Importing by relative path between the theme, app, and blocks directories result is a multiple copies of the code in each resulting js file. That's where the shared directory comes in. shared/index.js should be used as an exporter as shown below.

Exporter

// Imports
import SharedComponent from './shared-component.js';

// Add exports to window object
window.oilBasedShared = {
    SharedComponent,
};

shared/index.js is compiled into plugin/shared.js and enqueued as oil-based-shared-js which is used as a dependency along side wp-element for oil-based-theme-js, oil-based-app-js, and oil-based-block-js.

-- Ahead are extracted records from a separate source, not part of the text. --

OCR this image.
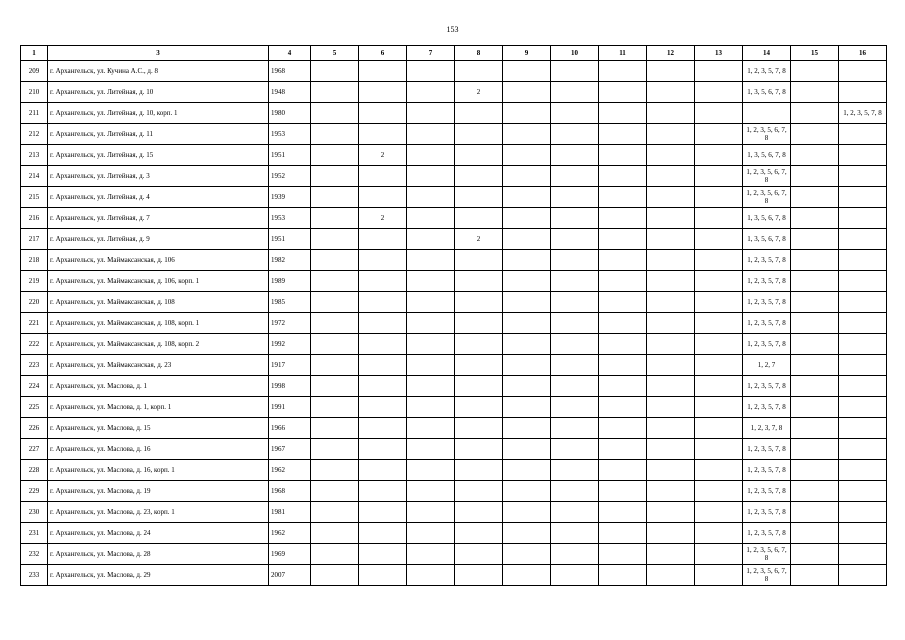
153
1	3	4	5	6	7	8	9	10	11	12	13	14	15	16
209	г. Архангельск, ул. Кучина А.С., д. 8	1968										1, 2, 3, 5, 7, 8		
210	г. Архангельск, ул. Литейная, д. 10	1948				2						1, 3, 5, 6, 7, 8		
211	г. Архангельск, ул. Литейная, д. 10, корп. 1	1980												1, 2, 3, 5, 7, 8
212	г. Архангельск, ул. Литейная, д. 11	1953										1, 2, 3, 5, 6, 7, 8		
213	г. Архангельск, ул. Литейная, д. 15	1951		2								1, 3, 5, 6, 7, 8		
214	г. Архангельск, ул. Литейная, д. 3	1952										1, 2, 3, 5, 6, 7, 8		
215	г. Архангельск, ул. Литейная, д. 4	1939										1, 2, 3, 5, 6, 7, 8		
216	г. Архангельск, ул. Литейная, д. 7	1953		2								1, 3, 5, 6, 7, 8		
217	г. Архангельск, ул. Литейная, д. 9	1951				2						1, 3, 5, 6, 7, 8		
218	г. Архангельск, ул. Маймаксанская, д. 106	1982										1, 2, 3, 5, 7, 8		
219	г. Архангельск, ул. Маймаксанская, д. 106, корп. 1	1989										1, 2, 3, 5, 7, 8		
220	г. Архангельск, ул. Маймаксанская, д. 108	1985										1, 2, 3, 5, 7, 8		
221	г. Архангельск, ул. Маймаксанская, д. 108, корп. 1	1972										1, 2, 3, 5, 7, 8		
222	г. Архангельск, ул. Маймаксанская, д. 108, корп. 2	1992										1, 2, 3, 5, 7, 8		
223	г. Архангельск, ул. Маймаксанская, д. 23	1917										1, 2, 7		
224	г. Архангельск, ул. Маслова, д. 1	1998										1, 2, 3, 5, 7, 8		
225	г. Архангельск, ул. Маслова, д. 1, корп. 1	1991										1, 2, 3, 5, 7, 8		
226	г. Архангельск, ул. Маслова, д. 15	1966										1, 2, 3, 7, 8		
227	г. Архангельск, ул. Маслова, д. 16	1967										1, 2, 3, 5, 7, 8		
228	г. Архангельск, ул. Маслова, д. 16, корп. 1	1962										1, 2, 3, 5, 7, 8		
229	г. Архангельск, ул. Маслова, д. 19	1968										1, 2, 3, 5, 7, 8		
230	г. Архангельск, ул. Маслова, д. 23, корп. 1	1981										1, 2, 3, 5, 7, 8		
231	г. Архангельск, ул. Маслова, д. 24	1962										1, 2, 3, 5, 7, 8		
232	г. Архангельск, ул. Маслова, д. 28	1969										1, 2, 3, 5, 6, 7, 8		
233	г. Архангельск, ул. Маслова, д. 29	2007										1, 2, 3, 5, 6, 7, 8		
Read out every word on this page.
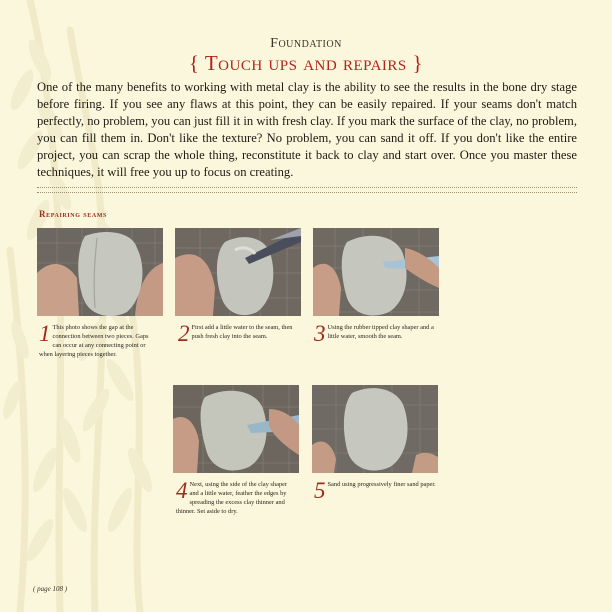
Foundation
{ Touch ups and repairs }

One of the many benefits to working with metal clay is the ability to see the results in the bone dry stage before firing. If you see any flaws at this point, they can be easily repaired. If your seams don't match perfectly, no problem, you can just fill it in with fresh clay. If you mark the surface of the clay, no problem, you can fill them in. Don't like the texture? No problem, you can sand it off. If you don't like the entire project, you can scrap the whole thing, reconstitute it back to clay and start over. Once you master these techniques, it will free you up to focus on creating.

Repairing seams
1 This photo shows the gap at the connection between two pieces. Gaps can occur at any connecting point or when layering pieces together.
2 First add a little water to the seam, then push fresh clay into the seam.	3 Using the rubber tipped clay shaper and a little water, smooth the seam.
4 Next, using the side of the clay shaper and a little water, feather the edges by spreading the excess clay thinner and thinner. Set aside to dry.
5 Sand using progressively finer sand paper.
( page 108 )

If you want to use the component exposed in the example above you could do something similar to the next example.

Import shared component

// Import render function from gutenberg's wrapper
const { render } = wp.element;

// Import shared component
const { SharedComponent } = window.oilBasedShared;

render( <SharedComponent />, document.getElementById( 'root' ) );

Thanks

  • Ahmad Awais and your Create-Guten-Block repository inspired a lot of my webpack build configuration, although I'm still working out a few of the babel-loader configurations.